Limitations of the study

This indicator studies highlight general drug use problems at the individual level. However, they do not link each drug with diagnosis. They are used to undergo quantitative studies and indicate major problem areas of drug use. They indicate where the problem exists but don't answer why it exists.

Conclusion

As a tertiary care hospital, the overall completeness and rationality of prescription was found suboptimal since some of the key components were missed. The degree of polypharmacy falls within the window of WHO criteria. However, inappropriate use of antibiotics and injections was highly noticeable. These are two critical but commonly misused classes of drugs given greater emphasis by WHO. Prescribing practice with generic name and from EDL is highly appreciable in this setting. However, labelling practice has been significantly poor in this setting. Generally, considering such irrational drug use in majority of the WHO core drug use indicators study, further in-depth investigation (drug use evaluation and qualitative studies) is warranted to dig out the underlying problem and hence interventional strategies can be designed to redirect the current drug use pattern. Among the strategies, educational strategies (training and awareness creation programs), managerial strategies (developing drug and therapeutic committee (DTC) and drug information centers (DIC)), economical strategies (extra payment and rewards for those who perform better) and regulatory strategies (avoiding perverse financial incentives in brand prescribers, controlling promotional issues) can be implemented to somehow promote rational drug use.

Declarations

Ethical approval and consent to participate

Permission was sought and obtained from the administrator of HFSUH prior to starting the actual study. Moreover, participant information sheet and informed consent form was filled to collect data regarding patient care indicators from the individual patient. Confidentiality was assured for all information collected.

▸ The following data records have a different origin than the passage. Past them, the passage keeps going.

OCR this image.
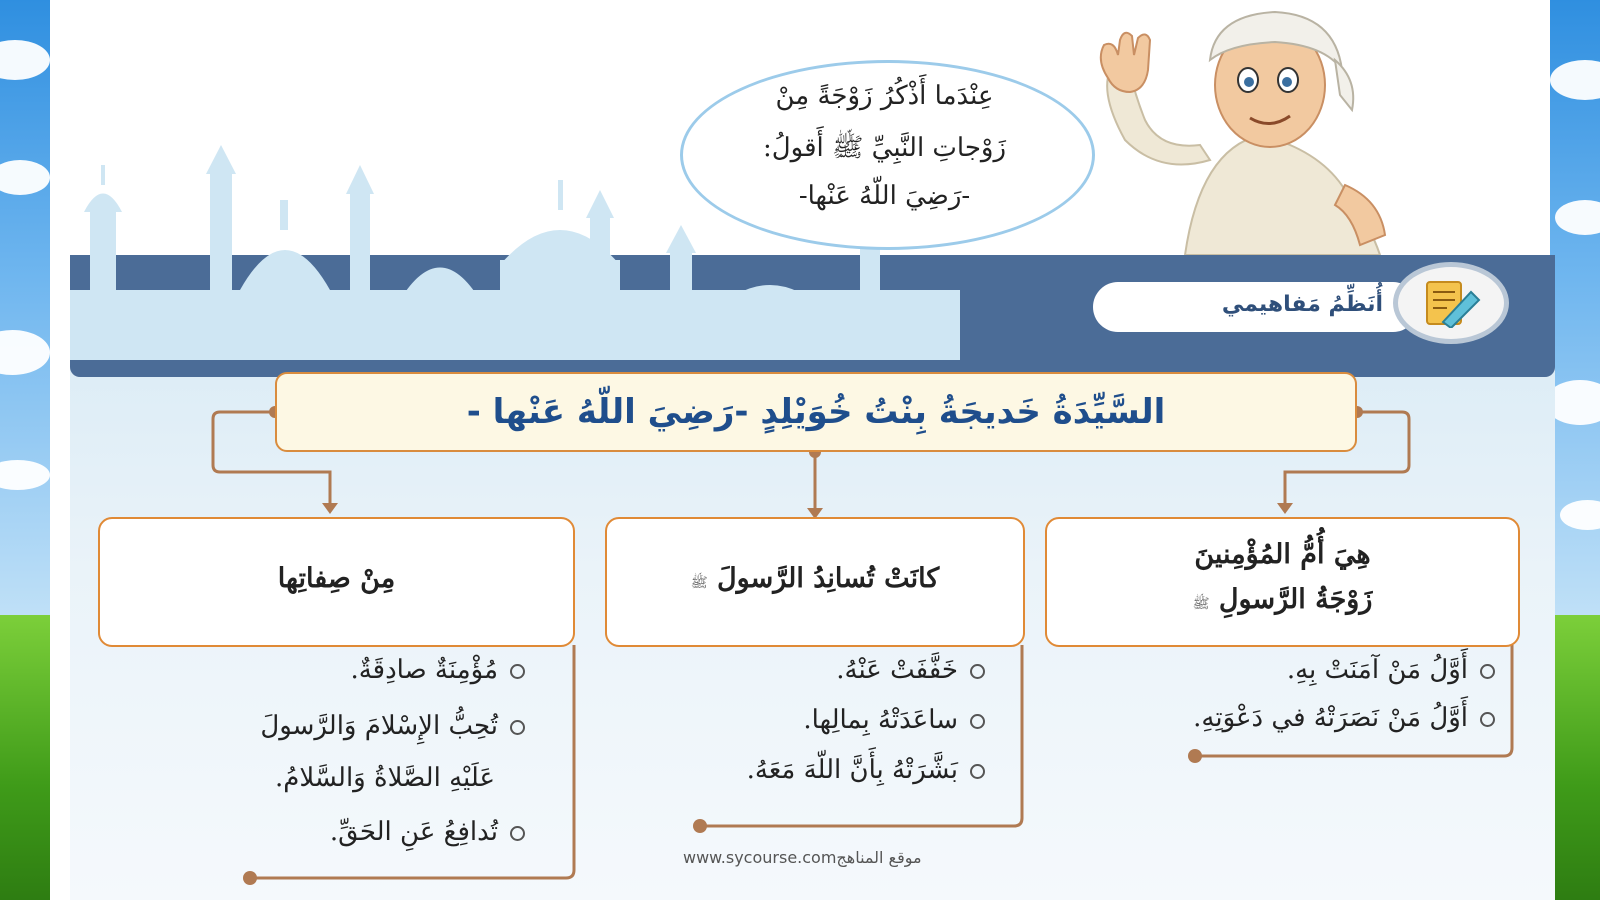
أُنَظِّمُ مَفاهيمي
عِنْدَما أَذْكُرُ زَوْجَةً مِنْ
زَوْجاتِ النَّبِيِّ ﷺ أَقولُ:
-رَضِيَ اللّهُ عَنْها-
السَّيِّدَةُ خَديجَةُ بِنْتُ خُوَيْلِدٍ -رَضِيَ اللّهُ عَنْها -
هِيَ أُمُّ المُؤْمِنينَ
زَوْجَةُ الرَّسولِ ﷺ
كانَتْ تُسانِدُ الرَّسولَ ﷺ
مِنْ صِفاتِها
أَوَّلُ مَنْ آمَنَتْ بِهِ.
أَوَّلُ مَنْ نَصَرَتْهُ في دَعْوَتِهِ.
خَفَّفَتْ عَنْهُ.
ساعَدَتْهُ بِمالِها.
بَشَّرَتْهُ بِأَنَّ اللّهَ مَعَهُ.
مُؤْمِنَةٌ صادِقَةٌ.
تُحِبُّ الإِسْلامَ وَالرَّسولَ
عَلَيْهِ الصَّلاةُ وَالسَّلامُ.
تُدافِعُ عَنِ الحَقِّ.
www.sycourse.comموقع المناهج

Availability of data and materials

All the data were actually contained within the manuscript.

Funding

No specific grant for this study.

Authors' contribution

ZK, MA, MC, and AF were involved in the conception of the original idea, helped to draft the proposal; all authors participated in implementation stages of the study and initial write up; MS, JA and ZK coordinated the data collection process. MS also analyzed and wrote the research outputs and prepared the final manuscript for publication. All authors read and approved the final version of the manuscript.

Competing interests

The authors have declared that there is no competing interest.

Acknowledgment

We would like to provide a deepest gratitude and appreciation for HFSUH staffs for their kindly support.